By Gráinne Connolly
A campaigner for Victims and Survivors of Historical Institutional Abuse in Northern Ireland says they are being used by the Secretary of State as a "political football" in the talks process to get Stormont up and running again.
It's after Karen Bradley announced she won't take legislation through Westminster to give abuse survivors compensation.
Her decision came yesterday, only one day after the 'Historical Institutional Abuse' consultation was published.
It set out recommendations on how to implement a redress scheme including more generous compensation levels, depending on the number of years spent in abusive institutions.
The scheme has been delayed for more than two years following the collapse of the Northern Ireland Executive in 2017.
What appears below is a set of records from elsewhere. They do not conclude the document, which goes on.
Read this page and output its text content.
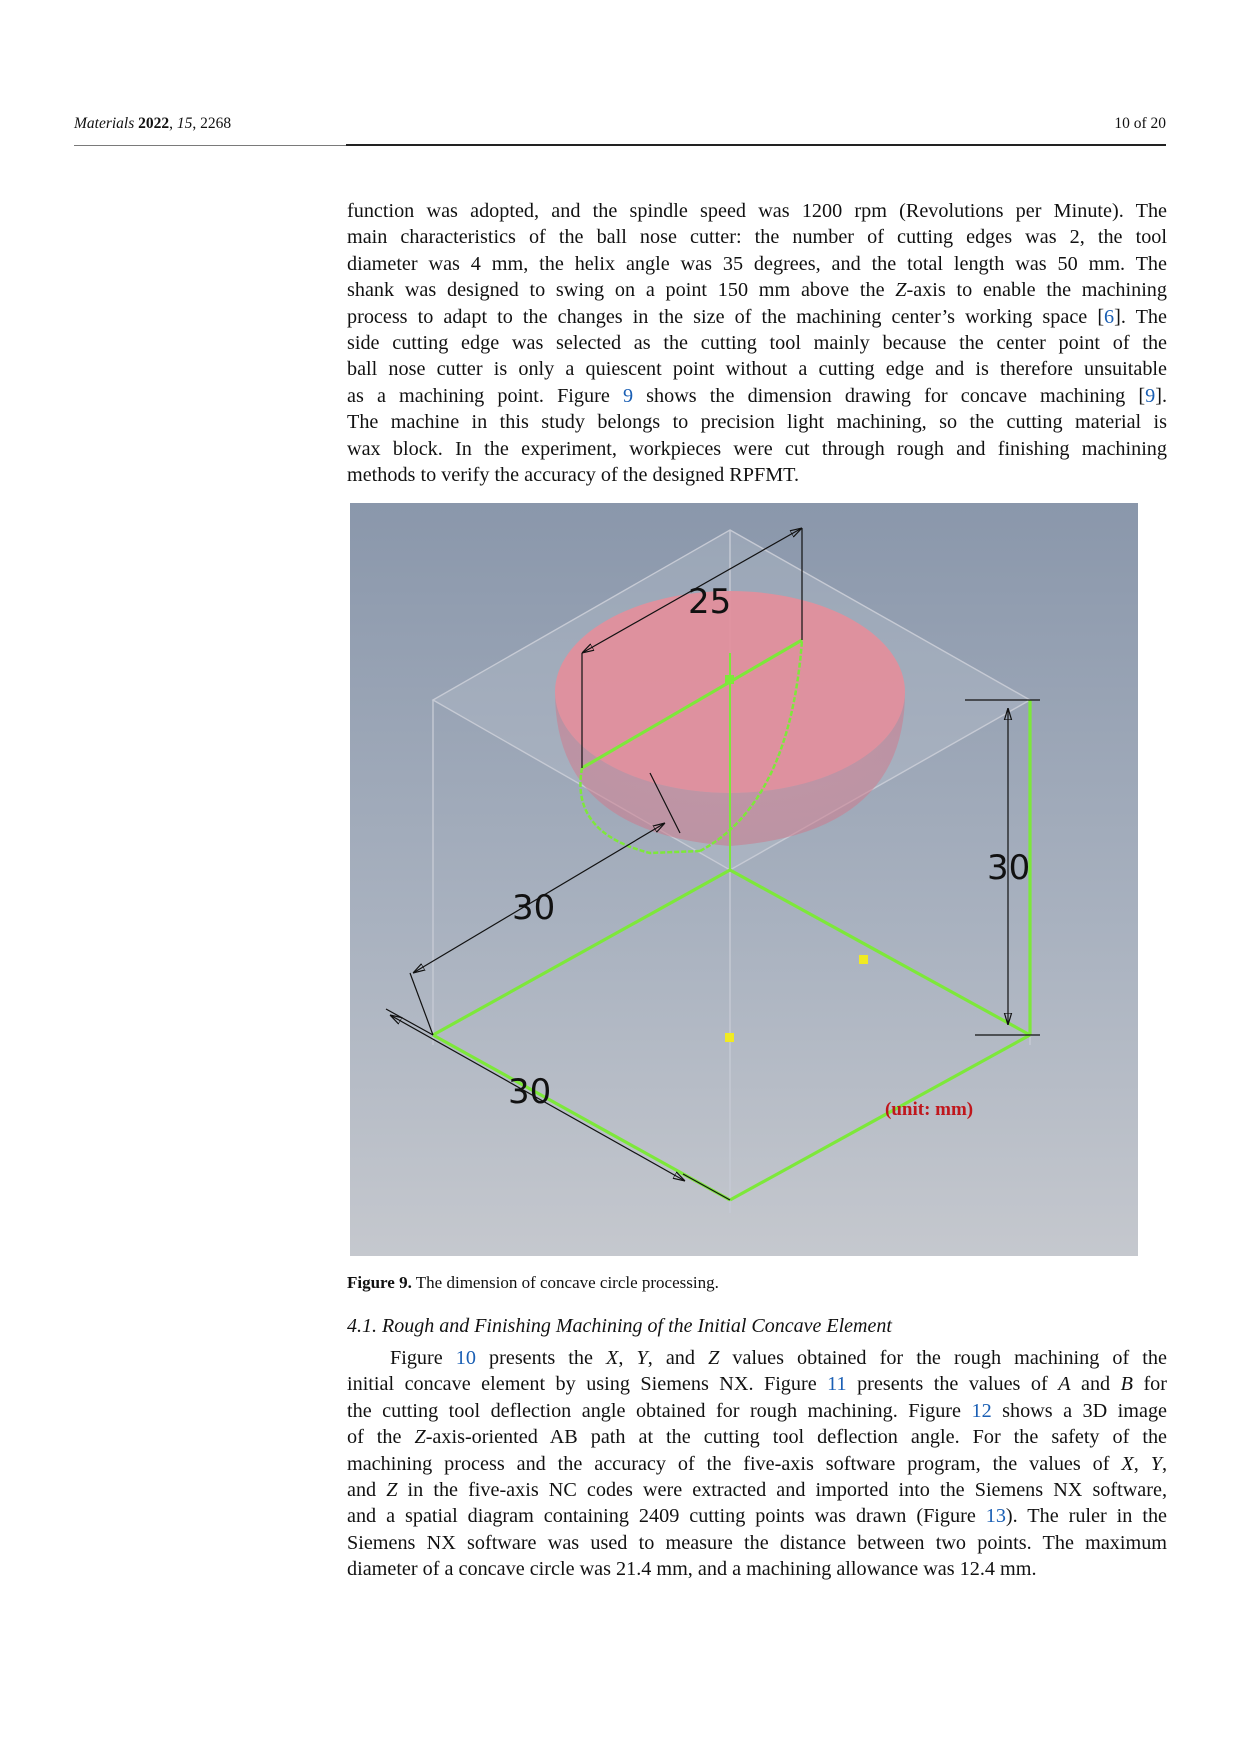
Materials 2022, 15, 2268	10 of 20

function was adopted, and the spindle speed was 1200 rpm (Revolutions per Minute). The
main characteristics of the ball nose cutter: the number of cutting edges was 2, the tool
diameter was 4 mm, the helix angle was 35 degrees, and the total length was 50 mm. The
shank was designed to swing on a point 150 mm above the Z-axis to enable the machining
process to adapt to the changes in the size of the machining center’s working space [6]. The
side cutting edge was selected as the cutting tool mainly because the center point of the
ball nose cutter is only a quiescent point without a cutting edge and is therefore unsuitable
as a machining point. Figure 9 shows the dimension drawing for concave machining [9].
The machine in this study belongs to precision light machining, so the cutting material is
wax block. In the experiment, workpieces were cut through rough and finishing machining
methods to verify the accuracy of the designed RPFMT.

25
30
30
30	(unit: mm)
Figure 9. The dimension of concave circle processing.
4.1. Rough and Finishing Machining of the Initial Concave Element

Figure 10 presents the X, Y, and Z values obtained for the rough machining of the
initial concave element by using Siemens NX. Figure 11 presents the values of A and B for
the cutting tool deflection angle obtained for rough machining. Figure 12 shows a 3D image
of the Z-axis-oriented AB path at the cutting tool deflection angle. For the safety of the
machining process and the accuracy of the five-axis software program, the values of X, Y,
and Z in the five-axis NC codes were extracted and imported into the Siemens NX software,
and a spatial diagram containing 2409 cutting points was drawn (Figure 13). The ruler in the
Siemens NX software was used to measure the distance between two points. The maximum
diameter of a concave circle was 21.4 mm, and a machining allowance was 12.4 mm.
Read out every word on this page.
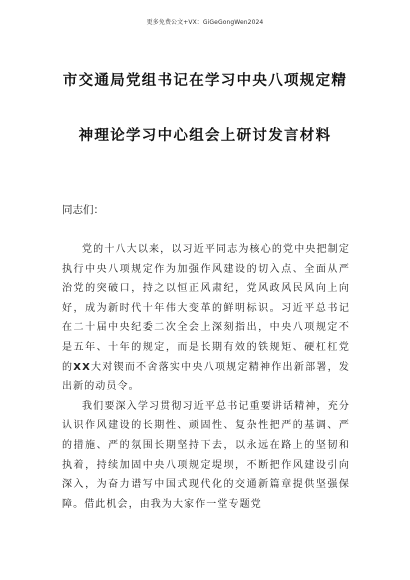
更多免费公文+VX：GiGeGongWen2024
市交通局党组书记在学习中央八项规定精
神理论学习中心组会上研讨发言材料
同志们：

党的十八大以来，以习近平同志为核心的党中央把制定执行中央八项规定作为加强作风建设的切入点、全面从严治党的突破口，持之以恒正风肃纪，党风政风民风向上向好，成为新时代十年伟大变革的鲜明标识。习近平总书记在二十届中央纪委二次全会上深刻指出，中央八项规定不是五年、十年的规定，而是长期有效的铁规矩、硬杠杠党的XX大对锲而不舍落实中央八项规定精神作出新部署，发出新的动员令。

我们要深入学习贯彻习近平总书记重要讲话精神，充分认识作风建设的长期性、顽固性、复杂性把严的基调、严的措施、严的氛围长期坚持下去，以永远在路上的坚韧和执着，持续加固中央八项规定堤坝，不断把作风建设引向深入，为奋力谱写中国式现代化的交通新篇章提供坚强保障。借此机会，由我为大家作一堂专题党
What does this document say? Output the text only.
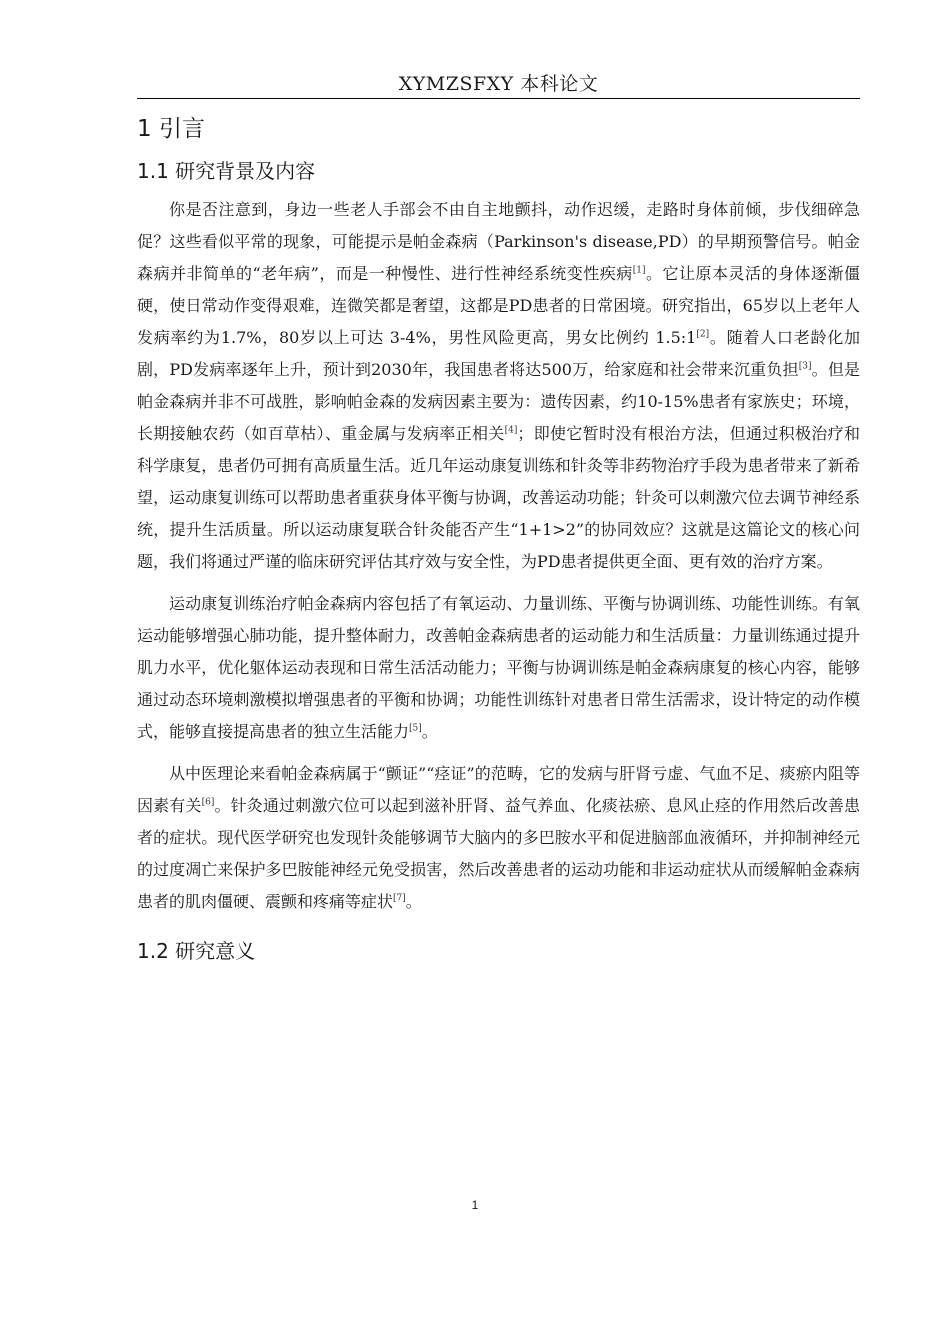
XYMZSFXY 本科论文
1 引言
1.1 研究背景及内容

你是否注意到，身边一些老人手部会不由自主地颤抖，动作迟缓，走路时身体前倾，步伐细碎急促？这些看似平常的现象，可能提示是帕金森病（Parkinson's disease,PD）的早期预警信号。帕金森病并非简单的“老年病”，而是一种慢性、进行性神经系统变性疾病[1]。它让原本灵活的身体逐渐僵硬，使日常动作变得艰难，连微笑都是奢望，这都是PD患者的日常困境。研究指出，65岁以上老年人发病率约为1.7%，80岁以上可达 3-4%，男性风险更高，男女比例约 1.5:1[2]。随着人口老龄化加剧，PD发病率逐年上升，预计到2030年，我国患者将达500万，给家庭和社会带来沉重负担[3]。但是帕金森病并非不可战胜，影响帕金森的发病因素主要为：遗传因素，约10-15%患者有家族史；环境，长期接触农药（如百草枯）、重金属与发病率正相关[4]；即使它暂时没有根治方法，但通过积极治疗和科学康复，患者仍可拥有高质量生活。近几年运动康复训练和针灸等非药物治疗手段为患者带来了新希望，运动康复训练可以帮助患者重获身体平衡与协调，改善运动功能；针灸可以刺激穴位去调节神经系统，提升生活质量。所以运动康复联合针灸能否产生“1+1>2”的协同效应？这就是这篇论文的核心问题，我们将通过严谨的临床研究评估其疗效与安全性，为PD患者提供更全面、更有效的治疗方案。

运动康复训练治疗帕金森病内容包括了有氧运动、力量训练、平衡与协调训练、功能性训练。有氧运动能够增强心肺功能，提升整体耐力，改善帕金森病患者的运动能力和生活质量：力量训练通过提升肌力水平，优化躯体运动表现和日常生活活动能力；平衡与协调训练是帕金森病康复的核心内容，能够通过动态环境刺激模拟增强患者的平衡和协调；功能性训练针对患者日常生活需求，设计特定的动作模式，能够直接提高患者的独立生活能力[5]。

从中医理论来看帕金森病属于“颤证”“痉证”的范畴，它的发病与肝肾亏虚、气血不足、痰瘀内阻等因素有关[6]。针灸通过刺激穴位可以起到滋补肝肾、益气养血、化痰祛瘀、息风止痉的作用然后改善患者的症状。现代医学研究也发现针灸能够调节大脑内的多巴胺水平和促进脑部血液循环，并抑制神经元的过度凋亡来保护多巴胺能神经元免受损害，然后改善患者的运动功能和非运动症状从而缓解帕金森病患者的肌肉僵硬、震颤和疼痛等症状[7]。

1.2 研究意义
1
In a letter to the Victims and Survivors of Historical Institutional Abuse, the Secretary of State said, "Unfortunately we cannot take forward legislation without addressing the consultation feedback.
"Urgent consideration needs to be given to the views expressed during the consultation, and how the remaining questions and issues can be resolved as quickly as possible.
Meanwhile, SAVIA NI campaigner for victims and survivors Margaret McGuckin says they feel let down and have called for Karen Bradley's resignation:
In the letter, Mrs Bradley suggested putting HIA payments as an item in the Stormont talks process, as the "quickest possible way to bring this issue to a resolution".
She has also written to the Head of the Civil Service, David Sterling, asking him to include HIA matters in the current talks process.
He is chairing the working group looking at the programme for the government.